Es gibt ja schon seit Längerem eine Art von Konkurrenzkampf zwischen der Fiba und der Euroleague. Für die Champions League ist Alba Gold wert. Es war sicher nicht ganz einfach, in der Euroleague zu spielen und viel zu verlieren. Das nimmt man ja als Mannschaft auch mit in die nächsten Spiele, in die Bundesliga. Das zehrt physisch, emotional und psychisch.
Gibt es genug Typen in der BBL?
Ich glaube generell, dass Basketball nicht so groß ist, wie es sein könnte, weil die Stars fehlen. Andreas Obst ist ein Star, und die Leute kennen ihn. Aber es gibt relativ wenige Spieler, die außerhalb der Basketball-Bubble bekannt sind. Zum Vergleich: Menschen, die keinen Fußball gucken, wissen trotzdem, wer Thomas Müller oder Joshua Kimmich ist. Aber im deutschen Basketball ist das nur bei den Wagner-Brüdern und Dennis Schröder gegeben. Und vielleicht bei Isaiah Hartenstein, also bei NBA-Spielern.
[–>Was kann man tun?
Wenn man es schaffen könnte, mehrere Spieler aufzubauen, hätte man größere Chancen, Basketball bekannt zu machen. Ich habe noch niemanden getroffen, der zu einem Spiel gegangen ist und danach gesagt hat: „So ein blödes Spiel, da geh ich nie wieder hin.“ Der Sport ist faszinierend und hat etwas, was viele andere Sportarten nicht haben. Das richtig herauszukristallisieren, das ist für uns in Deutschland die Aufgabe.
Isaiah Hartenstein hat für die EM abgesagt. Enttäuscht Sie das?

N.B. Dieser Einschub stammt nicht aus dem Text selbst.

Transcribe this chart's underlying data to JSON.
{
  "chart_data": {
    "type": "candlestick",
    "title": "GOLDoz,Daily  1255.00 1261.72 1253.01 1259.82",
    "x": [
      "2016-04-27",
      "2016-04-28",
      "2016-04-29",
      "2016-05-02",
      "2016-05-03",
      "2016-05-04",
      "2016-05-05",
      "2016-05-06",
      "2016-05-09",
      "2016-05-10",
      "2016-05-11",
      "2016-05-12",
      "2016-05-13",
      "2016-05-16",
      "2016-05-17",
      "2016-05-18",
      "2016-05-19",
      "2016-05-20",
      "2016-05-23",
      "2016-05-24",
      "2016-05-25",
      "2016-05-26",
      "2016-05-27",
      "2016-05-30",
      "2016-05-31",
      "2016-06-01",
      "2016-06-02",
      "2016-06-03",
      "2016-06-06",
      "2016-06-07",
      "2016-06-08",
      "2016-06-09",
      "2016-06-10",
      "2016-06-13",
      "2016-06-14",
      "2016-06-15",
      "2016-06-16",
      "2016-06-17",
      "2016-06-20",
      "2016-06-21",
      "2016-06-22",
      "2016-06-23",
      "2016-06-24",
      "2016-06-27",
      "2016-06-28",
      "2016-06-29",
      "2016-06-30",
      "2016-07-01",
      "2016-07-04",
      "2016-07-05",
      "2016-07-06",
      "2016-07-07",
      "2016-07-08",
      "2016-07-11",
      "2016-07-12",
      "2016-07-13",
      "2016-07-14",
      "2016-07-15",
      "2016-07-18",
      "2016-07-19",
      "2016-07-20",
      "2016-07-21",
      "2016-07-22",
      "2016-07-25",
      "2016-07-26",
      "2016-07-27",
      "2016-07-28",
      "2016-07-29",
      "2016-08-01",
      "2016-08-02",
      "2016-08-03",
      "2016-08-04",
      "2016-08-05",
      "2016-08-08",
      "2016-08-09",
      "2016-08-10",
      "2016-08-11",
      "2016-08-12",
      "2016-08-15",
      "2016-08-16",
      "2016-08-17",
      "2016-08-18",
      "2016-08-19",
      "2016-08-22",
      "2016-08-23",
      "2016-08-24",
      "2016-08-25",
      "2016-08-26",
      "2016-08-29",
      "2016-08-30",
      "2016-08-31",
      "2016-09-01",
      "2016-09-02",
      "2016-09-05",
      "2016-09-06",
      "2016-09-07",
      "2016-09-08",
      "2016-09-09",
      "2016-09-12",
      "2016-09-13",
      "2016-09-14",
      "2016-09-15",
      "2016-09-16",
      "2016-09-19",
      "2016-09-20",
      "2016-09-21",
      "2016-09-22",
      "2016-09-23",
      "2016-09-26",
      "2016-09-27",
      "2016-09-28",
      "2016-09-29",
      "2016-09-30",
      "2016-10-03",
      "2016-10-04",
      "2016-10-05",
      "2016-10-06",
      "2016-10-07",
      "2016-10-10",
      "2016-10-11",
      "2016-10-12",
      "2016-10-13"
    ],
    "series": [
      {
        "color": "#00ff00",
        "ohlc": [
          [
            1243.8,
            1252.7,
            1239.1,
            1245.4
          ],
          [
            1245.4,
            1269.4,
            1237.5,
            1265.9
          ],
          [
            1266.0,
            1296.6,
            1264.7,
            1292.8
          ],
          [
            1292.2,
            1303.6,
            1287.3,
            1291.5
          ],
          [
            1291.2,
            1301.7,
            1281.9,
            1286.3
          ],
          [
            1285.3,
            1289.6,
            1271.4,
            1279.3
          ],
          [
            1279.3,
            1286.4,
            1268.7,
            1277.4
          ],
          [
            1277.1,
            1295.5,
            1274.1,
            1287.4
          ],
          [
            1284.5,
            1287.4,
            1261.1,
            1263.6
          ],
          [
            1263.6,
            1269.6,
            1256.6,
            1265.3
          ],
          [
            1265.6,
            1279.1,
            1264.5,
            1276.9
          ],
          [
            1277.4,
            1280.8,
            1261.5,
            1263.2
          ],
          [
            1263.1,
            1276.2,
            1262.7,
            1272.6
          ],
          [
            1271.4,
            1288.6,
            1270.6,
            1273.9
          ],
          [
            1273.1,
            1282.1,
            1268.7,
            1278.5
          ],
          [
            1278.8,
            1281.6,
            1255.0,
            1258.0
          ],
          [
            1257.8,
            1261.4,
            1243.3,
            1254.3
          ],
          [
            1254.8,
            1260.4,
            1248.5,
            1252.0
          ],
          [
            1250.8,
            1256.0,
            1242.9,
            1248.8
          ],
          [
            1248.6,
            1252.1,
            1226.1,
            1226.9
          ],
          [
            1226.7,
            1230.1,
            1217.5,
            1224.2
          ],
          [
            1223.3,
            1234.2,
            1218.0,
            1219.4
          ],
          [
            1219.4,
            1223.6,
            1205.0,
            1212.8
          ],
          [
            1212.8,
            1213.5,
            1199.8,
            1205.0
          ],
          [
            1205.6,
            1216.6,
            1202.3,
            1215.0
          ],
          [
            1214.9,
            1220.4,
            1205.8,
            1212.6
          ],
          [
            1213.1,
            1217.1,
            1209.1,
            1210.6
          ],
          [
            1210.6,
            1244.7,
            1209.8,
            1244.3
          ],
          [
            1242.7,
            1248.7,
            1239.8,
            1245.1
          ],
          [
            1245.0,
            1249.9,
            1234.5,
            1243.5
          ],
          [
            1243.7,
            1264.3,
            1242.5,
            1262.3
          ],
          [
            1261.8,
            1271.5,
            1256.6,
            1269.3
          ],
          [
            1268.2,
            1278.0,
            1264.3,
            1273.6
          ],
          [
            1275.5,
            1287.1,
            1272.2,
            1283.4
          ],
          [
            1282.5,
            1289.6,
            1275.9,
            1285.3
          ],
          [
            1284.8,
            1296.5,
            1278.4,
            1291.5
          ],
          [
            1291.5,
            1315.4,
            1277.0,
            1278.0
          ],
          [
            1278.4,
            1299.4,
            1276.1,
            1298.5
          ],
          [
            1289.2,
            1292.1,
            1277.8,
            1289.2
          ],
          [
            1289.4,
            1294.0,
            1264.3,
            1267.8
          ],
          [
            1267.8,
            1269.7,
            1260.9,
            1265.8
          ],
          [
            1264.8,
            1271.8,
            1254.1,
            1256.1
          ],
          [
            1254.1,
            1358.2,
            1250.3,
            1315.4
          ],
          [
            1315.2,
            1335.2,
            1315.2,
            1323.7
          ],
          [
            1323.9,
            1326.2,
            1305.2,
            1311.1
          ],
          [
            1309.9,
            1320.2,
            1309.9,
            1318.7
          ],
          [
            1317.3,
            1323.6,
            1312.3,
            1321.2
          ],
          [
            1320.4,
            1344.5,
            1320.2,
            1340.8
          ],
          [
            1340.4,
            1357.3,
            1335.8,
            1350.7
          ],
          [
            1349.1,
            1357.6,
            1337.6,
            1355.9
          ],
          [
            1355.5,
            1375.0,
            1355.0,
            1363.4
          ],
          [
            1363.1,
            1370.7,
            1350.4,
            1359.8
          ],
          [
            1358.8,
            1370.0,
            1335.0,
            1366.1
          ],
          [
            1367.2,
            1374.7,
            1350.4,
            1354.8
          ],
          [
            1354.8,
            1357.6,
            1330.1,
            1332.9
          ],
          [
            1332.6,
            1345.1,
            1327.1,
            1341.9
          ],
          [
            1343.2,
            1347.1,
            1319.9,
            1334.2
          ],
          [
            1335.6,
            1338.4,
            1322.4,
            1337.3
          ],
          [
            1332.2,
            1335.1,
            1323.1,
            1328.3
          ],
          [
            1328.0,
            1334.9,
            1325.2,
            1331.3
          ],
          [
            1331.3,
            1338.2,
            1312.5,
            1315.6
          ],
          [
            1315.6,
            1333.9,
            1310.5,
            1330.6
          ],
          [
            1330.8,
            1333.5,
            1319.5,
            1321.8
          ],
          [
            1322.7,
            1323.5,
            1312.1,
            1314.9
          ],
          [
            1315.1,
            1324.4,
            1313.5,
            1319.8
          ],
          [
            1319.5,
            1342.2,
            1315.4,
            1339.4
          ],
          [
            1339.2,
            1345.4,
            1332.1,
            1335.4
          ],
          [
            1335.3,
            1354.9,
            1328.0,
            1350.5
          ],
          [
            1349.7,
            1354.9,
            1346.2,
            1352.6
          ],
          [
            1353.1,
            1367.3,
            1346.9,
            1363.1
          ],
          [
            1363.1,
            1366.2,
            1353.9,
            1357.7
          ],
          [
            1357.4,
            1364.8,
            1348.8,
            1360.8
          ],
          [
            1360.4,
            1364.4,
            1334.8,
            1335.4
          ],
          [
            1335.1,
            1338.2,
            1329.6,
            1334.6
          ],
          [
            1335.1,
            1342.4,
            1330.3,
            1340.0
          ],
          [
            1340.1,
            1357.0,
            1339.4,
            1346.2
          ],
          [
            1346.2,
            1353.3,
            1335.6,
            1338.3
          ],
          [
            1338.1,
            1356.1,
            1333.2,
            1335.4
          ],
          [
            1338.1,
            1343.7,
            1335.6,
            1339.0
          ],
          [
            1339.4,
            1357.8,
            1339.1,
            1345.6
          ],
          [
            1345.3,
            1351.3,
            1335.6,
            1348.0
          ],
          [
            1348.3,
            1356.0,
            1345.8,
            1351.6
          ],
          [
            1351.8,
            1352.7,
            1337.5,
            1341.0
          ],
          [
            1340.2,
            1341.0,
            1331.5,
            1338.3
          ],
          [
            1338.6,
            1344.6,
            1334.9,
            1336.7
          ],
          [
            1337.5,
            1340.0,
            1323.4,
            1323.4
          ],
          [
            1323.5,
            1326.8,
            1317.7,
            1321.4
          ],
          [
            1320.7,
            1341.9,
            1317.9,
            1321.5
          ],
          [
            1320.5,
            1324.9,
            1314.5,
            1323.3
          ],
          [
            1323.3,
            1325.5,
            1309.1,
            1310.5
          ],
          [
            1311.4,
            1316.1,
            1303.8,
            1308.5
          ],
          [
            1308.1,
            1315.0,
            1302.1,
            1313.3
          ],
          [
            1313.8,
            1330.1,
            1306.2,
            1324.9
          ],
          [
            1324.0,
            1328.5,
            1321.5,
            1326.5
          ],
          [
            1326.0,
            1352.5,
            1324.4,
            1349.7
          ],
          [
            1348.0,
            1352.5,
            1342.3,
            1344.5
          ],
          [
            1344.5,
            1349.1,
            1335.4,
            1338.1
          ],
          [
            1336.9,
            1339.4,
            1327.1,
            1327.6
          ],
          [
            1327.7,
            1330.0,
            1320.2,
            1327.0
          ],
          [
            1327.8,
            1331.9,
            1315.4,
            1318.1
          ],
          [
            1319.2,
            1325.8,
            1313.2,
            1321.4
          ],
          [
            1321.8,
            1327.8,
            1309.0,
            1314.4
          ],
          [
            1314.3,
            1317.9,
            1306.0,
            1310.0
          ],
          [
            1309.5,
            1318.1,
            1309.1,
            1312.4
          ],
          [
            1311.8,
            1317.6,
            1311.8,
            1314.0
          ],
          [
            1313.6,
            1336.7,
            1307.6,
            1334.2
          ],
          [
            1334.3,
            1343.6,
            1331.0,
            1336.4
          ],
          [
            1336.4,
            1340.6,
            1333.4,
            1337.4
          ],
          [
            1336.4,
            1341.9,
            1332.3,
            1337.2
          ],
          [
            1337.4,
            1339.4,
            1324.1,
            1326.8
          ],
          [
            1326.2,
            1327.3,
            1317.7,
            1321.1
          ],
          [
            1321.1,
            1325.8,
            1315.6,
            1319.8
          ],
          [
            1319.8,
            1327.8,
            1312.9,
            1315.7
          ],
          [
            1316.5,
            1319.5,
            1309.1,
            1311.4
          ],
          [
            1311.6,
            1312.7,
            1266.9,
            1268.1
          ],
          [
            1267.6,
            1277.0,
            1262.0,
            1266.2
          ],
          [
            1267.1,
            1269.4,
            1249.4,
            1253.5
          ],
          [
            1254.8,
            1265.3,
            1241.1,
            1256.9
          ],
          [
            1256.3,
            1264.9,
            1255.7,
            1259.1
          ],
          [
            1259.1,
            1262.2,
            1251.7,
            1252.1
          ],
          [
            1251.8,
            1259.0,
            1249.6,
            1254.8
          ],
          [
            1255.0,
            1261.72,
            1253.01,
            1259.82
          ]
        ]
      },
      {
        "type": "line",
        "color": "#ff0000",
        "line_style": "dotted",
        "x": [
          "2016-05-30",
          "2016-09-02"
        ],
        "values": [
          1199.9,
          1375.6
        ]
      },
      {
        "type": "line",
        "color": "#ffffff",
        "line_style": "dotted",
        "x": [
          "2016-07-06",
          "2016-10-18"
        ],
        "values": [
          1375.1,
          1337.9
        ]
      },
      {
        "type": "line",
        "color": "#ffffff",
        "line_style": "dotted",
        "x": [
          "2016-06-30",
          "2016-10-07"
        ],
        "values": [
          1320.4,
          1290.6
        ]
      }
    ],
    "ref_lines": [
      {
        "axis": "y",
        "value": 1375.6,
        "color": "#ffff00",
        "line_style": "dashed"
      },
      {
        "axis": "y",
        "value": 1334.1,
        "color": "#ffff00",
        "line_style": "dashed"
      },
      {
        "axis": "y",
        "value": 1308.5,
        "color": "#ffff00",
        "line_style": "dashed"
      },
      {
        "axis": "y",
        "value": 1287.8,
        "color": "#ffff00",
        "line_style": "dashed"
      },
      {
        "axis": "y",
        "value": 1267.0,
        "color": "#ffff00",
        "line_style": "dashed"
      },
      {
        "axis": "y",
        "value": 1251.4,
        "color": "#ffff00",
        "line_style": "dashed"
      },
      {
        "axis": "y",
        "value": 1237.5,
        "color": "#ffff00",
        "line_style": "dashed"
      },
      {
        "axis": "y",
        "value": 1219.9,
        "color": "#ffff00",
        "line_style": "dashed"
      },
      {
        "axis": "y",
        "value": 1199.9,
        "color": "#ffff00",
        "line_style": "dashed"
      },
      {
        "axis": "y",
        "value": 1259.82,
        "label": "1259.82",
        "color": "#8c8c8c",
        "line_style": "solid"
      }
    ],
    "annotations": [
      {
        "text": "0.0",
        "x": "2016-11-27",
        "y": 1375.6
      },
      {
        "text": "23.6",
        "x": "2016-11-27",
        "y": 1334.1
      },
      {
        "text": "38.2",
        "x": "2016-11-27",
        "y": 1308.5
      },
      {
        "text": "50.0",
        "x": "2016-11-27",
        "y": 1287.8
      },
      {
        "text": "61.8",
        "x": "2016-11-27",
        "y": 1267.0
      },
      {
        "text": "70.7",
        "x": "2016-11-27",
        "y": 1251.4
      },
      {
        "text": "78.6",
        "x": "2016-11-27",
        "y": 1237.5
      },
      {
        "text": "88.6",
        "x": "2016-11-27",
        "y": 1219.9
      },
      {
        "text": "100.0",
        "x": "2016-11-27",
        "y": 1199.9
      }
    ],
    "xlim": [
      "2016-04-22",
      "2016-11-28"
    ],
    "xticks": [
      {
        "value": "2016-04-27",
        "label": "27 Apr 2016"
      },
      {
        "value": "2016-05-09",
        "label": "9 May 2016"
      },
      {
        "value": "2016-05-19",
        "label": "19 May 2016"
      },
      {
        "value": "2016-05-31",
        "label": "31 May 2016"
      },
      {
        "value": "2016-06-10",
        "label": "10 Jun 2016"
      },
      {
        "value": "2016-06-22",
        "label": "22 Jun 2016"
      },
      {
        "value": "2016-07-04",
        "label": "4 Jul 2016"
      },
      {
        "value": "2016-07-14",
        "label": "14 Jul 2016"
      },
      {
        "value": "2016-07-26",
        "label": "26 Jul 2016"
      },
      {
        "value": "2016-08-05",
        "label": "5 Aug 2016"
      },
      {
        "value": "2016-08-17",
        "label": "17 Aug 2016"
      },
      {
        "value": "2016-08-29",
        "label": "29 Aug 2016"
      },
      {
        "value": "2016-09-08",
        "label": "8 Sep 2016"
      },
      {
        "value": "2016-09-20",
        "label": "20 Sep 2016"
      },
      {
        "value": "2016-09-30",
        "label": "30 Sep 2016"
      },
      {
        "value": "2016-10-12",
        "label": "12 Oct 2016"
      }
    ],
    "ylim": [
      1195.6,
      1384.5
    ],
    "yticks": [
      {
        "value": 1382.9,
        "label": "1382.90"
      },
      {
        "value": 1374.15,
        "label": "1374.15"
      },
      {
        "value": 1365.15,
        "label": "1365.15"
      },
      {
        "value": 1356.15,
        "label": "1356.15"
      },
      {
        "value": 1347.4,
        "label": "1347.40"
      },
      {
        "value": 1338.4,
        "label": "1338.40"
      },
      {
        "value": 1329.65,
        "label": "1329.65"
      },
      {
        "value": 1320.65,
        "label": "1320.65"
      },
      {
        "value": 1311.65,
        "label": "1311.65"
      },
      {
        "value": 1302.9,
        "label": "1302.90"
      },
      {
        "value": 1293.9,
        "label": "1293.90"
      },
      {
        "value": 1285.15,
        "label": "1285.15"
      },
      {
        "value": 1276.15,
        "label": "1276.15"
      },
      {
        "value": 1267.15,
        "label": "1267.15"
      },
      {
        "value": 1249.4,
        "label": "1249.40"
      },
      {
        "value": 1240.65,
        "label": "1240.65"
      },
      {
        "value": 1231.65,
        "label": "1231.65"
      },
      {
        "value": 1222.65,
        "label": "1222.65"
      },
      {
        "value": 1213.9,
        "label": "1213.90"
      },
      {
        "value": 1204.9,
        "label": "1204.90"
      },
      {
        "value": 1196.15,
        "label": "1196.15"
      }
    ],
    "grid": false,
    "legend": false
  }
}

Er spielt sehr beeindruckend, ist einer der besten Center in der NBA. Natürlich wäre es toll, wenn er dabei wäre. Wir sind allerdings auch ohne Isaiah Hartenstein Weltmeister geworden. Er will jetzt die Kräfte sammeln, sich mental und emotional auf die nächste Saison vorbereiten. Trotzdem ist Deutschland einer der Favoriten.